とは言いながらも、投資的な位置づけもあります。 高額の事業費でより良いものをつくって、大きなリターンを産むということであれば、それは無駄遣いでもなくなります。 ただ…、ラポルテのような有り様になるのであれば、それはちょっとToo Muchな出費ではなかろうか?? と思うところ。個人的には、賑わいをつくるのは建物の形状等では無く、中身のコンテンツ次第だと思います。 民間、公営問わず、市民にとって極めて有用で、魅力ある施設が入るのであれば良いんですけど。

所管事務調査について

以下の2件の報告を受けています。 いずれも、計画案が策定できたので、パブコメにかけるよ~というもの。 募集期間は平成30年6月23日(土)~平成30年7月24日(火)までです。

無電柱化の取り組みについて
芦屋市自転車ネットワーク計画について

無電柱化の取り組みについて

市内の道路ごとに優先順位を設け、短期計画と中長期計画に分けて分類されています。 無電柱化の大きな目的として言われている「防災対策」の部分が重要視されているので、大きな方向性としては賛成しています。

しかし、地上トランスを設置しないといけないという技術的な制約があるため 一定の道路幅員が取れていない道路では実施できません。
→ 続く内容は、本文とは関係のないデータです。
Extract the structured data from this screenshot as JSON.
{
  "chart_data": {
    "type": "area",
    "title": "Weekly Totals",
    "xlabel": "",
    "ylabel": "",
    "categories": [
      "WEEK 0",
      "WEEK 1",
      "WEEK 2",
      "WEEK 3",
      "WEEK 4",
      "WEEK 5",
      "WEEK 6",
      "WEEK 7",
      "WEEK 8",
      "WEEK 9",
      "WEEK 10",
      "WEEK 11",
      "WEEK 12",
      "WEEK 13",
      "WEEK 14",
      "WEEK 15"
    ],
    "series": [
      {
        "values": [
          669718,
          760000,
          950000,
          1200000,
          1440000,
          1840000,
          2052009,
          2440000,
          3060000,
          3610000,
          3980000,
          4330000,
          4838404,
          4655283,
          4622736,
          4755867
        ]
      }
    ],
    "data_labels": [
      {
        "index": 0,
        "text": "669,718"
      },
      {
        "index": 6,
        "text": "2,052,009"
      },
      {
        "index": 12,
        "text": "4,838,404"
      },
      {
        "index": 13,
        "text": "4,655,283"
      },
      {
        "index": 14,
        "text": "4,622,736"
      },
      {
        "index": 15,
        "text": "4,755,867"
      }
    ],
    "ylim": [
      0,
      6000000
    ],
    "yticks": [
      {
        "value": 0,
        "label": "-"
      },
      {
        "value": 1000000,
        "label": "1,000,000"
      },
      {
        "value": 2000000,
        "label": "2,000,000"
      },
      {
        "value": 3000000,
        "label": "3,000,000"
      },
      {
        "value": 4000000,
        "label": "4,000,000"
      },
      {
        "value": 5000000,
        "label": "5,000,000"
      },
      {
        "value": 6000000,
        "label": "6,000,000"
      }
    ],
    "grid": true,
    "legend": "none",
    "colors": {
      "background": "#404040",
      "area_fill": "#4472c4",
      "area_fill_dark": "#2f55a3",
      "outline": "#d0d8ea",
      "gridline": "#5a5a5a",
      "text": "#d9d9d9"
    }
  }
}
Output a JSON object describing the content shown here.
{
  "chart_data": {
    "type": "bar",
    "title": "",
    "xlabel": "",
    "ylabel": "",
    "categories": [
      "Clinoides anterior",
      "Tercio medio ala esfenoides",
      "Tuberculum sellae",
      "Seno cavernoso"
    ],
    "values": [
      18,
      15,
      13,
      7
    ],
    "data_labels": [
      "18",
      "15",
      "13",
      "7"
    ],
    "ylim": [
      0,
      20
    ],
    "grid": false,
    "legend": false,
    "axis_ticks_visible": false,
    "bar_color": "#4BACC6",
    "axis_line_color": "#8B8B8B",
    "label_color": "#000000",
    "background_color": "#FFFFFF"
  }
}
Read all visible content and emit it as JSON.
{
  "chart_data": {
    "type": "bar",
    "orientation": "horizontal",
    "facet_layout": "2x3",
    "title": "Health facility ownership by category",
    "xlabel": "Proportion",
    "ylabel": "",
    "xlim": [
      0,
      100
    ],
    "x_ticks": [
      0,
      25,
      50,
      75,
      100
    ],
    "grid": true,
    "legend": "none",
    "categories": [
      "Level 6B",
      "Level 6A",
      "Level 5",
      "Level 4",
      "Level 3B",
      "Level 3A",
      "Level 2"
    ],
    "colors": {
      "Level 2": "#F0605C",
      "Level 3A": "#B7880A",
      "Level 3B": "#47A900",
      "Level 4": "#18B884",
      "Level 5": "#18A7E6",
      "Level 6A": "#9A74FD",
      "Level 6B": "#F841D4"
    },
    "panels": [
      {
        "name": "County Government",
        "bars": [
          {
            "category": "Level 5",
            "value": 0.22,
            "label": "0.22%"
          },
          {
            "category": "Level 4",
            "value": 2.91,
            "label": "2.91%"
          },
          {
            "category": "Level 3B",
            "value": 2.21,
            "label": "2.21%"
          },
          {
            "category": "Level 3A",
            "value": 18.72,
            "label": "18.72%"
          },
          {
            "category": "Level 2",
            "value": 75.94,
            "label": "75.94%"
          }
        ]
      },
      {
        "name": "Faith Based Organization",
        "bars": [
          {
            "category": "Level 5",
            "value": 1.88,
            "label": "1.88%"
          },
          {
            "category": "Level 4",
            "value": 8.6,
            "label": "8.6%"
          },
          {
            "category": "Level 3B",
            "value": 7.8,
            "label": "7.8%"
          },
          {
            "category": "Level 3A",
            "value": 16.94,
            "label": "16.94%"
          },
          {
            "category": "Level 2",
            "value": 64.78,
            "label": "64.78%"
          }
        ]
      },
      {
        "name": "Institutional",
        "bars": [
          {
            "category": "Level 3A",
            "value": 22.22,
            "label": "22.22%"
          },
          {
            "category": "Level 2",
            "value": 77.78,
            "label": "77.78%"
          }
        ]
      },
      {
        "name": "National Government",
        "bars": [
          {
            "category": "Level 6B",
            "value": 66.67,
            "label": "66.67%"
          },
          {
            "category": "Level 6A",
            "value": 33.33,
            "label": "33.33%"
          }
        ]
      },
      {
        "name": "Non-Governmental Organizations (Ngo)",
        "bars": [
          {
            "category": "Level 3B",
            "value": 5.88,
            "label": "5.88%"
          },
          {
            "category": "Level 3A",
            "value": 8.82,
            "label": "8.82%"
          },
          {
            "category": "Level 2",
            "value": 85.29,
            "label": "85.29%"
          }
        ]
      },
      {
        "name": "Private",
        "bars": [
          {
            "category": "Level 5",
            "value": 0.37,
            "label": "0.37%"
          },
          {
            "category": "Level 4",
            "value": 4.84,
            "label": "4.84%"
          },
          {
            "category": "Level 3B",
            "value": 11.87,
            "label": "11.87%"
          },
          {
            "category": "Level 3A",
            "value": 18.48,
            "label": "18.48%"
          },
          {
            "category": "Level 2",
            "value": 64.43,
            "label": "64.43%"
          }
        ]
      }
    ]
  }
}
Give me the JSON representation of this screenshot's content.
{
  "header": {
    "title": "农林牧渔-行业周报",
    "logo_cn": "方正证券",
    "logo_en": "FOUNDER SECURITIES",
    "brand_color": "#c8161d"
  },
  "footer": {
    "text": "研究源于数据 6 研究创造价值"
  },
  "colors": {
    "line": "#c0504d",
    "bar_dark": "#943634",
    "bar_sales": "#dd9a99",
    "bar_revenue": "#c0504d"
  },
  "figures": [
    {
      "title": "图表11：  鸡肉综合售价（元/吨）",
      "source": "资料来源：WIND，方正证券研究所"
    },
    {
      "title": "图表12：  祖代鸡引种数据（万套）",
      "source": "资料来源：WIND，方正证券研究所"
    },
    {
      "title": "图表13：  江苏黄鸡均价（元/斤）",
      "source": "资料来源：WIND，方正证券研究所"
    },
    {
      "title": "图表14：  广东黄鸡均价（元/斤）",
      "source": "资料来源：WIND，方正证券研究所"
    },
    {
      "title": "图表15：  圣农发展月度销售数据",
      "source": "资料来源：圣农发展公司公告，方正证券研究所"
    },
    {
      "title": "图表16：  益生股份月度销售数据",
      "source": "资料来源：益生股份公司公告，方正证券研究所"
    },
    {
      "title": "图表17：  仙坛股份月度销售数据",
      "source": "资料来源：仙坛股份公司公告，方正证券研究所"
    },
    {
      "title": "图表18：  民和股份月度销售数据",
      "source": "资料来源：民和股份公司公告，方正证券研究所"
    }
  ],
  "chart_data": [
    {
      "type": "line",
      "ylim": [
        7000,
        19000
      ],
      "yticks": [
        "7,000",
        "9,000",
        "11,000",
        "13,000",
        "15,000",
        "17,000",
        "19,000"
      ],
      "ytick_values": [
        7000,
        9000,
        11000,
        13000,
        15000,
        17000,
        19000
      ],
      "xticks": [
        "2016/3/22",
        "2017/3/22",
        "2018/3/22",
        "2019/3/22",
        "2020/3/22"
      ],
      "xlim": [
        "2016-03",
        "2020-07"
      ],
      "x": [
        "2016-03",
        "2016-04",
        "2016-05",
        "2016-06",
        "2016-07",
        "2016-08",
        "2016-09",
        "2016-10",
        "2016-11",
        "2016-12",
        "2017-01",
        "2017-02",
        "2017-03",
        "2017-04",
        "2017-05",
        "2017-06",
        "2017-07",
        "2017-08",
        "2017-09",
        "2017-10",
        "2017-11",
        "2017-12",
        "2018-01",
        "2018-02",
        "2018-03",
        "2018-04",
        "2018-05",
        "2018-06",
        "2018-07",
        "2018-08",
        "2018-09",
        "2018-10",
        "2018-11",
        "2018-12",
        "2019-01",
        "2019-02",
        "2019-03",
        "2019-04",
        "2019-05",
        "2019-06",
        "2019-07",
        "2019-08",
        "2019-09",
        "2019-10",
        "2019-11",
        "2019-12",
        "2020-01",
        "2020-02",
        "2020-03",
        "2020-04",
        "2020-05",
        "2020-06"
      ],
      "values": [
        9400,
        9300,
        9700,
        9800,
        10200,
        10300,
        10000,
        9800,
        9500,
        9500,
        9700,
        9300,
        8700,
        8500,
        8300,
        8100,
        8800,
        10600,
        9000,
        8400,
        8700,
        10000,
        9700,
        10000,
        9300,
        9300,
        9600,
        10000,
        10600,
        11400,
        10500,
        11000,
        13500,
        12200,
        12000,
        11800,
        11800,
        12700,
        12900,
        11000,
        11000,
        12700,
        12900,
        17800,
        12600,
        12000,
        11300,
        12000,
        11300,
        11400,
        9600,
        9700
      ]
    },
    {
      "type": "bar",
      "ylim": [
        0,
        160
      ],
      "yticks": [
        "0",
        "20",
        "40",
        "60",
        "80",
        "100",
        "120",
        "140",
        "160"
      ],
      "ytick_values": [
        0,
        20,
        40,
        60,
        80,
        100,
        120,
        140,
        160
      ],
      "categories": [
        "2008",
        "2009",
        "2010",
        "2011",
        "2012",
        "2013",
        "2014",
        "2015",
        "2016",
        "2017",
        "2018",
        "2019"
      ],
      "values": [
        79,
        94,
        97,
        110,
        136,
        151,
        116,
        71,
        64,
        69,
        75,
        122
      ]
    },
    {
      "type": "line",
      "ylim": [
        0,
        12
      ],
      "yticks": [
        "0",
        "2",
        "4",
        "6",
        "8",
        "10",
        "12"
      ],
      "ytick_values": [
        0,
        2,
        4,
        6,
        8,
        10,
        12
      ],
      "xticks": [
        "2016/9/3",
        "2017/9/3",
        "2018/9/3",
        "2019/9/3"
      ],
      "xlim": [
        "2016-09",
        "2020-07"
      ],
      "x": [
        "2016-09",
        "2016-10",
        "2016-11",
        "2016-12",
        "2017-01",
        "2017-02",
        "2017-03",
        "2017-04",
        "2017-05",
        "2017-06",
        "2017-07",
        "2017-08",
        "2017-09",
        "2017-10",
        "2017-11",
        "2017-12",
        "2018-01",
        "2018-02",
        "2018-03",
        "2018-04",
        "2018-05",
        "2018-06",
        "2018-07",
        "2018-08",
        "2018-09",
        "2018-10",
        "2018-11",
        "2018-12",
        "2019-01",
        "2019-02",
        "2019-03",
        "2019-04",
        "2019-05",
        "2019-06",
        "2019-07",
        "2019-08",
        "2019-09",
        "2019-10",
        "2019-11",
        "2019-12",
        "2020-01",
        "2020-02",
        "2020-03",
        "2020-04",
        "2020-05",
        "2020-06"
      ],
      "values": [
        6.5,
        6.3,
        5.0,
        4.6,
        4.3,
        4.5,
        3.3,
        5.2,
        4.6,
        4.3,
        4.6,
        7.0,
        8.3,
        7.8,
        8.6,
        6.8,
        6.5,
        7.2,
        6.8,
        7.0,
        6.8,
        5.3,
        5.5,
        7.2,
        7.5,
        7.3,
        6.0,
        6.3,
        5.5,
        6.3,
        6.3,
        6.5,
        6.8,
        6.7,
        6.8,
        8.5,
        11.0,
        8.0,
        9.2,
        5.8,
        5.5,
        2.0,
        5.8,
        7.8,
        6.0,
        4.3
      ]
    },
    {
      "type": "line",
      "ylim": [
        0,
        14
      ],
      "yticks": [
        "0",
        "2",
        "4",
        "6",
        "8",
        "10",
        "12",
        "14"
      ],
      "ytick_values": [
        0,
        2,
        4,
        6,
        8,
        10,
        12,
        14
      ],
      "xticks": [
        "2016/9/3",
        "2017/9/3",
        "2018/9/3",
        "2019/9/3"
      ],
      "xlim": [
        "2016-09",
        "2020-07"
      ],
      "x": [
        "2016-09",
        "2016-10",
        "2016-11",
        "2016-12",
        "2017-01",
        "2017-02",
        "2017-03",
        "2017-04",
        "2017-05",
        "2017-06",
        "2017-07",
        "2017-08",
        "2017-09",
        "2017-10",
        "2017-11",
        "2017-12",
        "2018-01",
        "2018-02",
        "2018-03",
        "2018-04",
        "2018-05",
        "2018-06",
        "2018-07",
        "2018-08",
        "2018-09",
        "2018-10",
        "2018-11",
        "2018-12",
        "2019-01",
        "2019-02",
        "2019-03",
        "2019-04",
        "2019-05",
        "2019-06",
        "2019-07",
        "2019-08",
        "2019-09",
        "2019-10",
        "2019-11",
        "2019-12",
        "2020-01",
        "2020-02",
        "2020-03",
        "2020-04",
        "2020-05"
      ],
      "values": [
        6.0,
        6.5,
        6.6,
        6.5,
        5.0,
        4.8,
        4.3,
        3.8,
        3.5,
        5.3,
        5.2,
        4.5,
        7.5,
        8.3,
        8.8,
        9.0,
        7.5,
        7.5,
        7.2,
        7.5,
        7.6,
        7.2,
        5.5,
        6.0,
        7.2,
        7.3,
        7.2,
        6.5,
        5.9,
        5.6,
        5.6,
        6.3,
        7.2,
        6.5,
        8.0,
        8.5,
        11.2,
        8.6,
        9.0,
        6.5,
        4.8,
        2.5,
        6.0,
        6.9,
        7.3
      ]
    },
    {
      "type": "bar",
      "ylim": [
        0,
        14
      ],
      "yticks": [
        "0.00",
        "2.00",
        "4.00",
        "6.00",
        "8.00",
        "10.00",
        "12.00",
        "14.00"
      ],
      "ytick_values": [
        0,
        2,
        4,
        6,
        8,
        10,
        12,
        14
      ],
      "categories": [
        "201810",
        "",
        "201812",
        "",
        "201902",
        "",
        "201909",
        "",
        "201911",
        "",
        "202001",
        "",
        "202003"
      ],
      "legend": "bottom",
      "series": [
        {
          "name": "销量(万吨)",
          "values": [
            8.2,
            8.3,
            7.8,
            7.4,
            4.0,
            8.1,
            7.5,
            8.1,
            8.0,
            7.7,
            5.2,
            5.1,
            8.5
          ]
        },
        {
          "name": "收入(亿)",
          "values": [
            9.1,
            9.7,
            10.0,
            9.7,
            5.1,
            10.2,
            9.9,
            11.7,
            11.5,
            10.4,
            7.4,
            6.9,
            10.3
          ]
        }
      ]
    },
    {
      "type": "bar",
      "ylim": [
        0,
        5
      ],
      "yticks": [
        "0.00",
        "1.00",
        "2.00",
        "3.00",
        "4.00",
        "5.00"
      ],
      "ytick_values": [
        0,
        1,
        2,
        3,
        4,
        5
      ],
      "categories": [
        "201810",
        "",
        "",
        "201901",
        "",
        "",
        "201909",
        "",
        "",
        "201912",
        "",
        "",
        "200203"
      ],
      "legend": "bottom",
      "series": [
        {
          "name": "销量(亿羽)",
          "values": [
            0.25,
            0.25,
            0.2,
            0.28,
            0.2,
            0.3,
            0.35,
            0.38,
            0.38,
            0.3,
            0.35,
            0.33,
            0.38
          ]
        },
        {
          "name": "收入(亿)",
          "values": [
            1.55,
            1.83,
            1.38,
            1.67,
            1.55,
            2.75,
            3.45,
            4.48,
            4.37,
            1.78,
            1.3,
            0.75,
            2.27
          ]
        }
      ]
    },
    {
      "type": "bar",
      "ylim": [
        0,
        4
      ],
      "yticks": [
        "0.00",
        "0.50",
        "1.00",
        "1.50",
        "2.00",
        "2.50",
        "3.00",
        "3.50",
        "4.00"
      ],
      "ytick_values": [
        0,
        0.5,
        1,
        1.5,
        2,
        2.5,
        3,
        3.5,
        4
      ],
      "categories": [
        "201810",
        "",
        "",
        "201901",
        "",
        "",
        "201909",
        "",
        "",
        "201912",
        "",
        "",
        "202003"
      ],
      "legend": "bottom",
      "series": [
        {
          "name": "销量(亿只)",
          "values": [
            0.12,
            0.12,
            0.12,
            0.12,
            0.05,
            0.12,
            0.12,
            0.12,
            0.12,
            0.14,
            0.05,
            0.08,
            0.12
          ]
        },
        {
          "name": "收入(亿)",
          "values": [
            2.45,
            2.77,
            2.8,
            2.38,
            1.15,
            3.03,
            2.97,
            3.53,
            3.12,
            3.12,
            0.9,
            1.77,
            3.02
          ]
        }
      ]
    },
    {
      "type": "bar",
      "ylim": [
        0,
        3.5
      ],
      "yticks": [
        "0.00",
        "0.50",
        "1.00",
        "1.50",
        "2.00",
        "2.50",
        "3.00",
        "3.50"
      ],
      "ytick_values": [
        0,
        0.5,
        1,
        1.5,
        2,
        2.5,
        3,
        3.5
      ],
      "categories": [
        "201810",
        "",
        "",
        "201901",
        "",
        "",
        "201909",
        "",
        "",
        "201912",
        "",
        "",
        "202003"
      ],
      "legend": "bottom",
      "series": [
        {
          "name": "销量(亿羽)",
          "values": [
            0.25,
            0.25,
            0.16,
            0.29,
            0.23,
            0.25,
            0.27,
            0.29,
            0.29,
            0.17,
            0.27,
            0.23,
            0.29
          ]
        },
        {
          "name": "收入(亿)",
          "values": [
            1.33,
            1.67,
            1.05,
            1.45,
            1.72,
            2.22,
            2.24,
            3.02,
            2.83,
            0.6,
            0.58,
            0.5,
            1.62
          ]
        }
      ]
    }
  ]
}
ホントは狭い道路の方が電柱の悪影響が大きいので、 防災対策の大きな方針は理解するものの、実際にはあってないよね…という感じもします。

なお、無電柱の話については専門性が高いため、パブコメにかける際に説明会も実施するそうです。 専門性が高いという事情があるとは言え、より丁寧に進める、よい取り組みだと評価しています。

芦屋市自転車ネットワーク計画について

ざっくり言うと「歩道を走る自転車と歩行者の事故が目立つから自転車は車道を走るべき!」という方針に基づく計画です。 伊丹市とかでは、青色の自転車専用通行帯を設置していますが、アレです。 結局、車が路駐しちゃうので、実質的には通れないという課題もあるそうですが…。

僕は歩行者でもあり、車のドライバーでもあり、自転車利用者でもあります。 こういった計画については自転車と歩行者の事故が目立ってきたという背景があります。 でも個人的には、歩行者とか自動車、自転車問わず、もう少し道交法を遵守して周囲に気を付けて 道路を利用するようにしましょう!って思います。 ハード面をどこまで整備したとしても、利用者の中に道交法の遵守と 思いやりの気持ちがなければ事故は減らないと思います。